Apparently, they read in his cards that he should return to his Omaha musical roots, name the album after their collective and hire an orchestra. At 27 years old, no longer a boy wonder, Oberst did just that, bringing in guest artists like neocountry Americana singer Gillian Welch (featured on the "O, Brother, Where Art Thou?" soundtrack) and lo-fi singer-songwriter M. Ward.
The mediums at Cassadaga had the right idea. The first track, "Clairaudients (Kill or Be Killed)," is Bright Eyes' traditional, atonal opening song, meant to set the listener off-kilter. But the album takes a sharp departure from there with the almost outright country "Four Winds," probably the most straightforward song Bright Eyes has ever released. It establishes the new, adult direction Oberst is taking, both with its folk slant and with the description of himself as a "newly orphaned refugee" on a spiritual journey.

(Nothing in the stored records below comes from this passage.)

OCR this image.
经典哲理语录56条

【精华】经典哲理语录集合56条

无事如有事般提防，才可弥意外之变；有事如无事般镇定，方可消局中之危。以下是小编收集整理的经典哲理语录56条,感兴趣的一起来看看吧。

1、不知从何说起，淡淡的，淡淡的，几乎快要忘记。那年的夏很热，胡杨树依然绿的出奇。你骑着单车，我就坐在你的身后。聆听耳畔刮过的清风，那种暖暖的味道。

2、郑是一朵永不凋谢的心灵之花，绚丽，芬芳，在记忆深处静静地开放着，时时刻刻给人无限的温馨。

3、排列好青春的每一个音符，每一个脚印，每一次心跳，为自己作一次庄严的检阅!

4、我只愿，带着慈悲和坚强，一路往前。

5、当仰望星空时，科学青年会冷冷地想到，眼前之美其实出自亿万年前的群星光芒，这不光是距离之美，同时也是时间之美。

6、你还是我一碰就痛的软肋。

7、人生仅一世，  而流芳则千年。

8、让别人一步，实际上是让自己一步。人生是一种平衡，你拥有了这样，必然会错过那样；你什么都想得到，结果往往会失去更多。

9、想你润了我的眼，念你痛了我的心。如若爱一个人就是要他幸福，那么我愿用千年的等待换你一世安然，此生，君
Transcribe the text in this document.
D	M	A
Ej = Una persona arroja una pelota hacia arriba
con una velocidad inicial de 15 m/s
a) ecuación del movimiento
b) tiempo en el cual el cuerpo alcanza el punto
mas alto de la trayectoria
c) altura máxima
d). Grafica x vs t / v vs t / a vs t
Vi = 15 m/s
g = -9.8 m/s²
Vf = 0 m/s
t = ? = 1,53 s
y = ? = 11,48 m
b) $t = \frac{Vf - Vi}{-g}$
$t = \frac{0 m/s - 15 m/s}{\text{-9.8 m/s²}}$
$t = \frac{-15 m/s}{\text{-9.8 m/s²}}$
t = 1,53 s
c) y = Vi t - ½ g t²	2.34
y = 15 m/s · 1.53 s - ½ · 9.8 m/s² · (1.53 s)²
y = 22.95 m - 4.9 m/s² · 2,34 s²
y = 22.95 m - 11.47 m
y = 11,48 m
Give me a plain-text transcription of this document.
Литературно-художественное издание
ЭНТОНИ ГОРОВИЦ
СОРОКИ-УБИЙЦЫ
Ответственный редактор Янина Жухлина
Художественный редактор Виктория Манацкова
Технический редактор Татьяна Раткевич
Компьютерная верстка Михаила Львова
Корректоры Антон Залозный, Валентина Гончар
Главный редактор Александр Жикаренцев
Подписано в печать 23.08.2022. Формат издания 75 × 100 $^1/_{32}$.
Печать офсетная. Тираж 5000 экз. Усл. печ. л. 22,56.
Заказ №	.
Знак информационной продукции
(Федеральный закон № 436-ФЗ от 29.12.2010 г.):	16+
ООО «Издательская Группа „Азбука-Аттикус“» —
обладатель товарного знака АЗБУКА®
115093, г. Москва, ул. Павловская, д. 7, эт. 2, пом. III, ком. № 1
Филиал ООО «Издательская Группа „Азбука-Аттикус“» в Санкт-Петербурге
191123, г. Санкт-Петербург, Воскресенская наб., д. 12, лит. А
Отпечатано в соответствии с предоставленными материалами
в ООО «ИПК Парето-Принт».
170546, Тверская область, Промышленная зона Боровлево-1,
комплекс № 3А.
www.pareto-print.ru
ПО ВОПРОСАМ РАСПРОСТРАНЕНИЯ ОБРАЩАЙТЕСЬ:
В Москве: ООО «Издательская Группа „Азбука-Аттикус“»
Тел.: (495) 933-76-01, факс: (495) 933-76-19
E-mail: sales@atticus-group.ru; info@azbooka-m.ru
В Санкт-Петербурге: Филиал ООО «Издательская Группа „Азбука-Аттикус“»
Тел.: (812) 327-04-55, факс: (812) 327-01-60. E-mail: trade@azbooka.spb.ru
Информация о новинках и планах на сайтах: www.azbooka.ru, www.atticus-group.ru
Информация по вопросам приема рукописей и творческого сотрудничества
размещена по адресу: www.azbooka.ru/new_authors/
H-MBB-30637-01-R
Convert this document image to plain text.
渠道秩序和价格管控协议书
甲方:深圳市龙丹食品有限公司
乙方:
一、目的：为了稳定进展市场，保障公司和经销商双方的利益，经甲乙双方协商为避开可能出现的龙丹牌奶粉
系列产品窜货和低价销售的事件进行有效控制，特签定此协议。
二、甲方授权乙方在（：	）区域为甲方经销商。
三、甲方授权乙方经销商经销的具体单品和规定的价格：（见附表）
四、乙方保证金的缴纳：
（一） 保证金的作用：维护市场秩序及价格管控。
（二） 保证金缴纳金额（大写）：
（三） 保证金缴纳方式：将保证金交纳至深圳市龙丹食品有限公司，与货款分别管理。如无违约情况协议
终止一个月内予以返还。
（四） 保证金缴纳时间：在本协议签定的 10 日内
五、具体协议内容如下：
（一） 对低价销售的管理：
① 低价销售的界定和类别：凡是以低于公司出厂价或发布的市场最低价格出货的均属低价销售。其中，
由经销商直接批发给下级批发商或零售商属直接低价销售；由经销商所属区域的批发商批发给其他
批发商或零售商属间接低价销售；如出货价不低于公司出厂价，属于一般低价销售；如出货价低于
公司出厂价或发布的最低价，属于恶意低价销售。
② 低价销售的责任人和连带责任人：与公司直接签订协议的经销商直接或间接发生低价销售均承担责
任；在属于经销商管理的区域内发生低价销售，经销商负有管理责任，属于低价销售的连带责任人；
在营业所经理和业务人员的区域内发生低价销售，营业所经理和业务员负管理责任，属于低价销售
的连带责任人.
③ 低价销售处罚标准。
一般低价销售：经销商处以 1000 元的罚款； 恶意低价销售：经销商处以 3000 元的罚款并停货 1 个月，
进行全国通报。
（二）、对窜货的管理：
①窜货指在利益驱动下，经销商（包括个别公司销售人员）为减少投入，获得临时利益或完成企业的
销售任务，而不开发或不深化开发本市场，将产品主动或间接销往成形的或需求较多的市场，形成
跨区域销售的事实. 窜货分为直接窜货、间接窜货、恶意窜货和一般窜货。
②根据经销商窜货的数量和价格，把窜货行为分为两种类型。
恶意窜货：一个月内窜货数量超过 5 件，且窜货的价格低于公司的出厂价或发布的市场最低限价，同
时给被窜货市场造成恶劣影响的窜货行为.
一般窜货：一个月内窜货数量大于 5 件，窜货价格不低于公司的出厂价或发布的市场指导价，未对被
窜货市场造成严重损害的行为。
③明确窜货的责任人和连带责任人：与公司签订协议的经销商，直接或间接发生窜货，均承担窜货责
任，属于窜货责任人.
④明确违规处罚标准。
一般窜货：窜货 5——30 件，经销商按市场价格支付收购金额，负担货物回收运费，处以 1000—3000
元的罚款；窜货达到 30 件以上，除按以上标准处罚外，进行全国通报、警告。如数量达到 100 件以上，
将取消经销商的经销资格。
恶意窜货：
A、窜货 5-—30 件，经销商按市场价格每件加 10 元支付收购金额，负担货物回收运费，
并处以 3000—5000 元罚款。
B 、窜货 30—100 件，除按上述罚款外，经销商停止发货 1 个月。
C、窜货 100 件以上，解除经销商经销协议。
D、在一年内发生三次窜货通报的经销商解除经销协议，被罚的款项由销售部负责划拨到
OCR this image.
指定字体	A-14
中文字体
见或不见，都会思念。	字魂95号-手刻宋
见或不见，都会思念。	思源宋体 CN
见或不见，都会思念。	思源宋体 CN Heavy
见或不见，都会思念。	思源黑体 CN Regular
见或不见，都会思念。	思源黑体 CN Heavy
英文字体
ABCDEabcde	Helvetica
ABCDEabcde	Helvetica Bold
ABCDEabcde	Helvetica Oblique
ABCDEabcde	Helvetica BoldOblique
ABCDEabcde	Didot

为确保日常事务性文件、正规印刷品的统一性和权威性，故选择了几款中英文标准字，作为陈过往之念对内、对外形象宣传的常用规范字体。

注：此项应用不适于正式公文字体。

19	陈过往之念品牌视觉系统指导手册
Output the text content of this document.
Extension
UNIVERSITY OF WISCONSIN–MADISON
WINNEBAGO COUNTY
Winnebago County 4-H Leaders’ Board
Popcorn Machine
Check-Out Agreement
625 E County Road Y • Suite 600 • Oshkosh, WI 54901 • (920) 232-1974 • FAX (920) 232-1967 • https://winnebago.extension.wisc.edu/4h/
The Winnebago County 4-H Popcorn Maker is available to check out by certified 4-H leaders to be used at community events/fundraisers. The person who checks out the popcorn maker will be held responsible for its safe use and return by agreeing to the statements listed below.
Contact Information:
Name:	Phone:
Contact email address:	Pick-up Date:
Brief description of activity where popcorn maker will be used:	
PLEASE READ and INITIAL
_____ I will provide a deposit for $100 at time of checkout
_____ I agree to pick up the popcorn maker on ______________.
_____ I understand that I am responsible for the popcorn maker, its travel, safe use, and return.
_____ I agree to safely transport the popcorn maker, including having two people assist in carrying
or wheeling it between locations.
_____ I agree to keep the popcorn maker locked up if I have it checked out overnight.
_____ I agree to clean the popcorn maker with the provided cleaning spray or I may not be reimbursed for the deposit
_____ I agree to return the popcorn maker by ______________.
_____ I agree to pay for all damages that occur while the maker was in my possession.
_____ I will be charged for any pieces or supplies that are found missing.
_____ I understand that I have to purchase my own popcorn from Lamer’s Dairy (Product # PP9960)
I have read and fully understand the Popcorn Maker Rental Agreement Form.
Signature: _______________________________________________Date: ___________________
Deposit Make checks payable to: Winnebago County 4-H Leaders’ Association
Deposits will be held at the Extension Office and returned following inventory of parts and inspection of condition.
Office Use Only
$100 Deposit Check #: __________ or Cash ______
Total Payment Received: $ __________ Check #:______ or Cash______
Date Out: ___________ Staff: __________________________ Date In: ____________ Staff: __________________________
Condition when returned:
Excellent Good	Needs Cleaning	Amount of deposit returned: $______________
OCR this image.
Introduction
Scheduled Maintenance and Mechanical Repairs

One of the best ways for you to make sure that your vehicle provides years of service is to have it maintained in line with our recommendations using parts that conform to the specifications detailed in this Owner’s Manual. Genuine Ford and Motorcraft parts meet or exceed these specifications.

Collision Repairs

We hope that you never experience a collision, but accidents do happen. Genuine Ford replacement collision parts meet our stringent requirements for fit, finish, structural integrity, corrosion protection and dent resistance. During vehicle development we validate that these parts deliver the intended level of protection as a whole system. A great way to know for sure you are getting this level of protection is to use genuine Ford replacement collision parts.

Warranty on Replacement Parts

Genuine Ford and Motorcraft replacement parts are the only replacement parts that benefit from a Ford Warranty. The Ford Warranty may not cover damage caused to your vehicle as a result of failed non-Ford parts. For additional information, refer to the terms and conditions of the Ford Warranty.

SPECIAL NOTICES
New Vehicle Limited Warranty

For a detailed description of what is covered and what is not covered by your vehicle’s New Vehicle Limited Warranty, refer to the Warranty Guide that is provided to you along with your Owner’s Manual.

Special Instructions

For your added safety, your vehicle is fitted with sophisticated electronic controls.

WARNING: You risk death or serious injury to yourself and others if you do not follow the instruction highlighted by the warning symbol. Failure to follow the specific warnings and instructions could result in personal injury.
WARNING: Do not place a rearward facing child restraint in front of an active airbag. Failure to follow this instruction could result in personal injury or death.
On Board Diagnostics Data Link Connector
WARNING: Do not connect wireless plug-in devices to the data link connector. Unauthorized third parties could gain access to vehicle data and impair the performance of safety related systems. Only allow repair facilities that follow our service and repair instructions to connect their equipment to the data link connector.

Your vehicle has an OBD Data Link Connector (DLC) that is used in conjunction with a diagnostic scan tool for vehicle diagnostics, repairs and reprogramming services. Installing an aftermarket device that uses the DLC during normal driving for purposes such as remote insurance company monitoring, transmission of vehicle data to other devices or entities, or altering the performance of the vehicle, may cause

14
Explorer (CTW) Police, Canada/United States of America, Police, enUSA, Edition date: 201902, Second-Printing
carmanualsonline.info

"Cassadaga" then jumps immediately to two of the strongest tracks on the album, "If The Brakeman Turns My Way," a track addressing Oberst's drug issues stemming from the double tour, and the violin-charged "Hot Knives." Later on, Oberst sidesteps potential mines, like "Make a Plan to Love Me," the title of which prepares the listener for four minutes of banality but which is saved by the prominent inclusion of orchestra. With the help of female vocalists in the background, the song instead comes off as a less-sleazy update of a '70s lounge-singer ballad. The album falls into something of a country glut on the seventh track, and only pulls out again with the political, "No One Would Riot For Less."
Spit out on the other side of prodigy-hood, Oberst responds with a more polished voice and characteristic self-indulgence. He tried something new, and it worked, with only minor missteps.